Abstract

A bustling commercial center and favorite tourist attraction on Boston's historic waterfront, Quincy Market, the popular name for Faneuil Hall Marketplace, draws throngs of visitors to the magnificent granite buildings and cobblestone concourses that house the area's specialty shops, restaurants, boutiques, pushcarts, and food stalls. Yet few are aware of the rich heritage of this legendary public place and its importance in the history of Boston and the nation. In this elegantly written and lavishly illustrated work, John Quincy, Jr., tells the absorbing story of the Market's unique evolution over the centuries. Beginning with John Winthrop's landing at the Great Cove on the Shawmut Peninsula in 1630, Quincy weaves together a remarkable tapestry of the district's rise, fall, and rebirth. He describes how the site was transformed from open field courts that supplied food stuffs to the early settlers in the town of Boston, to a maze of haphazard wharves, alleys, and buildings, to the permanent market house and town hall generously donated by Peter Faneuil in 1742. By the end of the eighteenth century, the area had lapsed into decay and Boston's means of provisioning its rapidly growing population was in a state of chaos.

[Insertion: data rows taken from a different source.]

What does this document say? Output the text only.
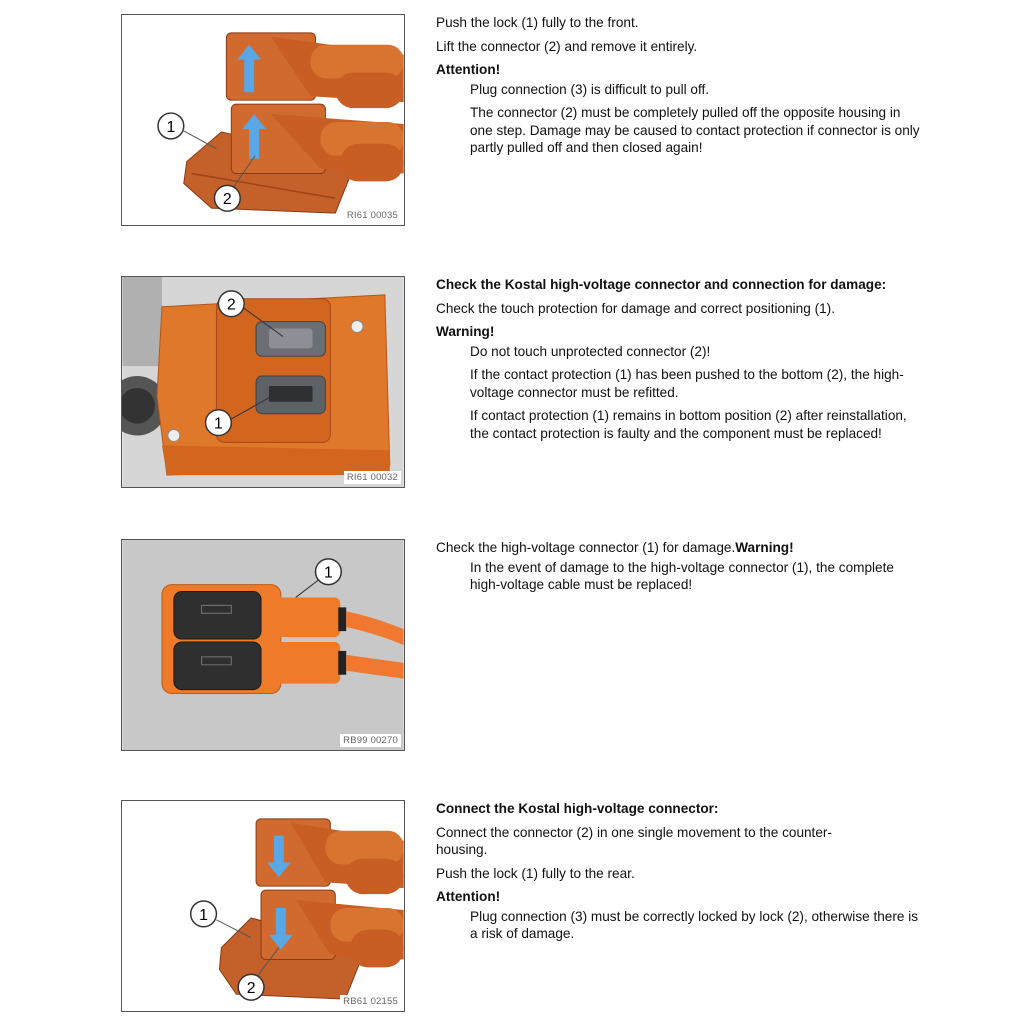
1
2
RI61 00035

Push the lock (1) fully to the front.

Lift the connector (2) and remove it entirely.

Attention!

Plug connection (3) is difficult to pull off.

The connector (2) must be completely pulled off the opposite housing in one step. Damage may be caused to contact protection if connector is only partly pulled off and then closed again!

2
1
RI61 00032

Check the Kostal high-voltage connector and connection for damage:

Check the touch protection for damage and correct positioning (1).

Warning!

Do not touch unprotected connector (2)!

If the contact protection (1) has been pushed to the bottom (2), the high-voltage connector must be refitted.

If contact protection (1) remains in bottom position (2) after reinstallation, the contact protection is faulty and the component must be replaced!

1
RB99 00270

Check the high-voltage connector (1) for damage.Warning!

In the event of damage to the high-voltage connector (1), the complete high-voltage cable must be replaced!

1
2
RB61 02155

Connect the Kostal high-voltage connector:

Connect the connector (2) in one single movement to the counter-housing.

Push the lock (1) fully to the rear.

Attention!

Plug connection (3) must be correctly locked by lock (2), otherwise there is a risk of damage.
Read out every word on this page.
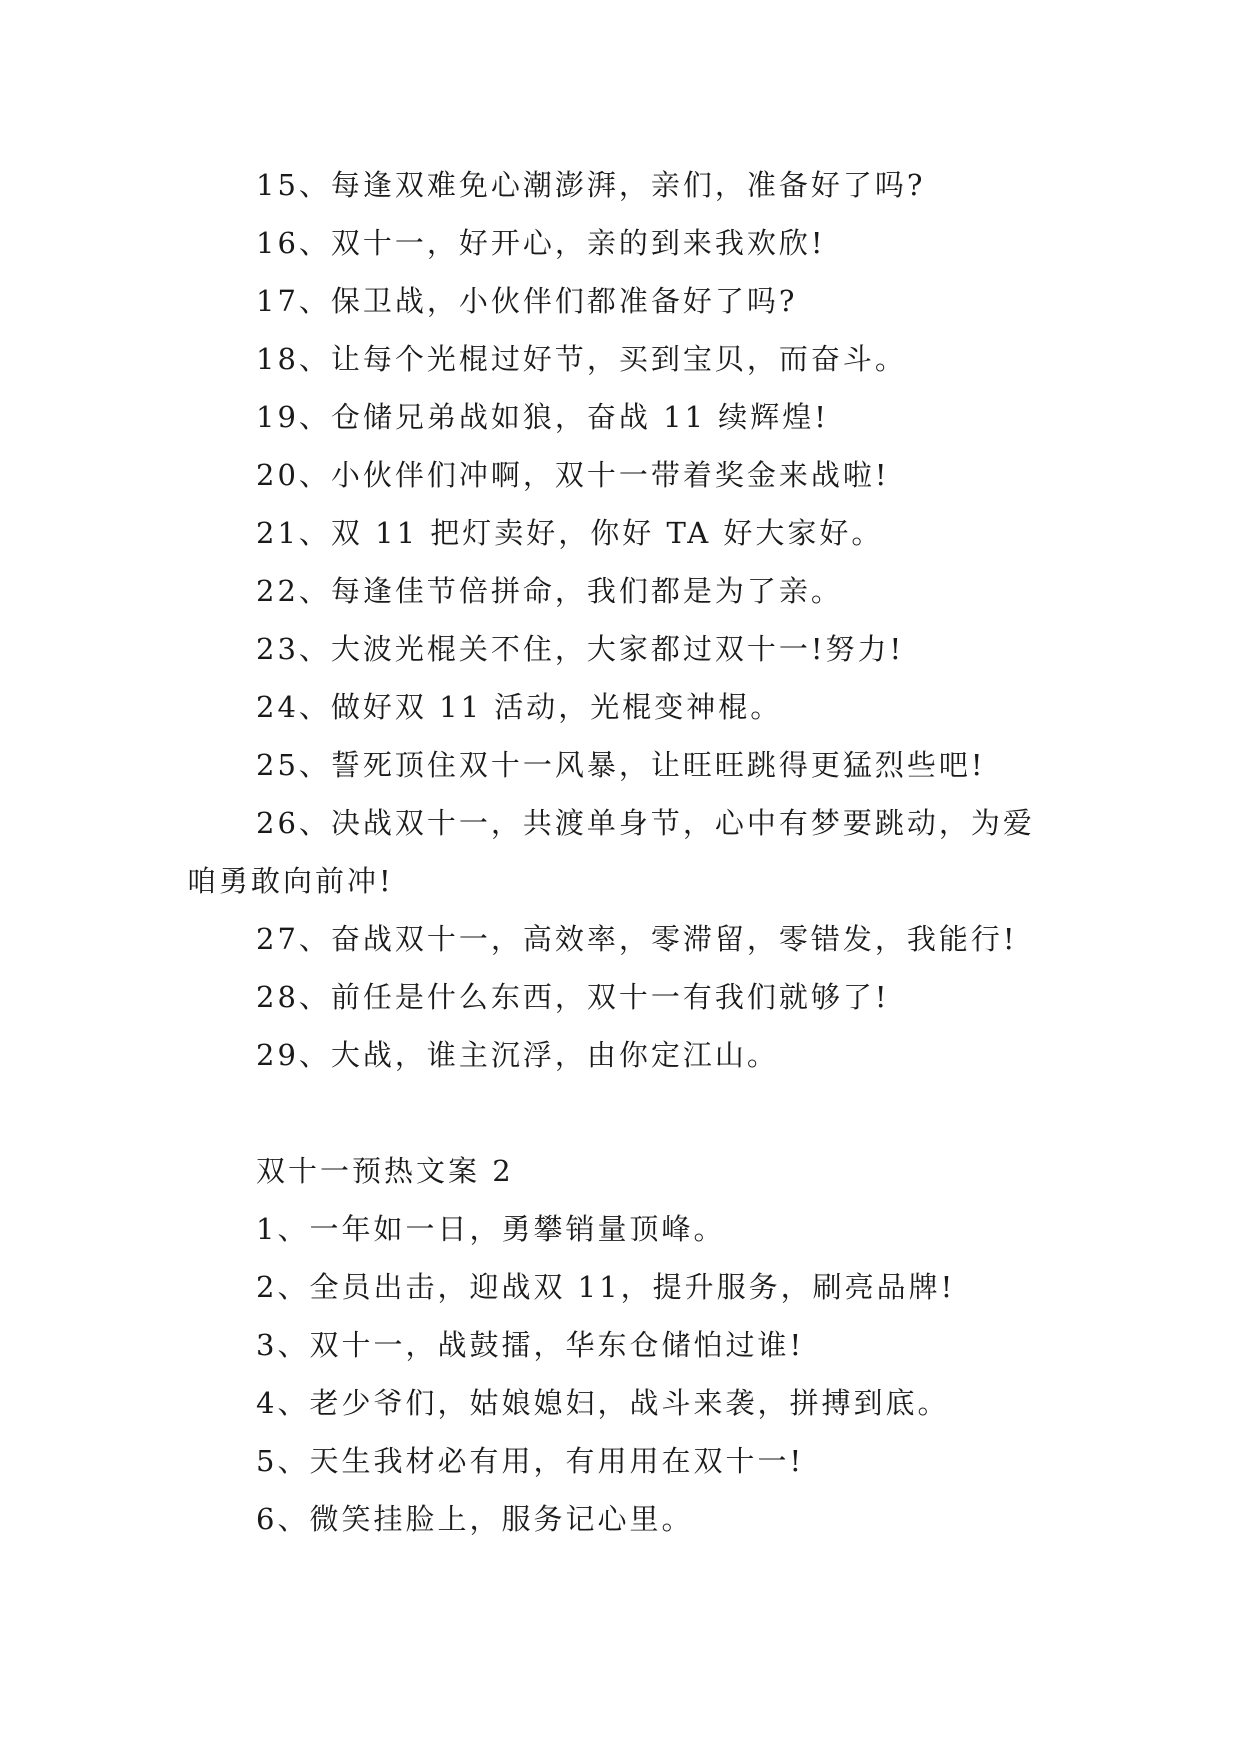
15、每逢双难免心潮澎湃，亲们，准备好了吗?
16、双十一，好开心，亲的到来我欢欣!
17、保卫战，小伙伴们都准备好了吗?
18、让每个光棍过好节，买到宝贝，而奋斗。
19、仓储兄弟战如狼，奋战 11 续辉煌!
20、小伙伴们冲啊，双十一带着奖金来战啦!
21、双 11 把灯卖好，你好 TA 好大家好。
22、每逢佳节倍拼命，我们都是为了亲。
23、大波光棍关不住，大家都过双十一!努力!
24、做好双 11 活动，光棍变神棍。
25、誓死顶住双十一风暴，让旺旺跳得更猛烈些吧!
26、决战双十一，共渡单身节，心中有梦要跳动，为爱
咱勇敢向前冲!
27、奋战双十一，高效率，零滞留，零错发，我能行!
28、前任是什么东西，双十一有我们就够了!
29、大战，谁主沉浮，由你定江山。
双十一预热文案 2
1、一年如一日，勇攀销量顶峰。
2、全员出击，迎战双 11，提升服务，刷亮品牌!
3、双十一，战鼓擂，华东仓储怕过谁!
4、老少爷们，姑娘媳妇，战斗来袭，拼搏到底。
5、天生我材必有用，有用用在双十一!
6、微笑挂脸上，服务记心里。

In the 1820s, visionary Josiah Quincy, Boston's second mayor and the author's descendant, proposed the unprecedented and highly controversial redevelopment of the dilapidated, congested, and noisome Market Square. Drawing on a treasure trove of historical, architectural, and anecdotal material from family papers, the author chronicles in lively detail how Mayor Quincy successfully spearheaded the massive project, a masterpiece of civic design and accomplishment that served as Boston's chief wholesale food distribution center for the next 125 years. By the early 1950s, Quincy Market had once again deteriorated, spurring plans for demolition. The book concludes with an account of how civic leaders reversed their thinking about the preservation of historic structures, and describes how a coalition of federal, state, city, and private agencies restored the market buildings and nearby streets to their nineteenth century grandeur, re-opening the new Faneuil Hall Marketplace in the late-1970s. Boston residents, tourists, and historians will delight in this engaging portrait of a beloved American landmark.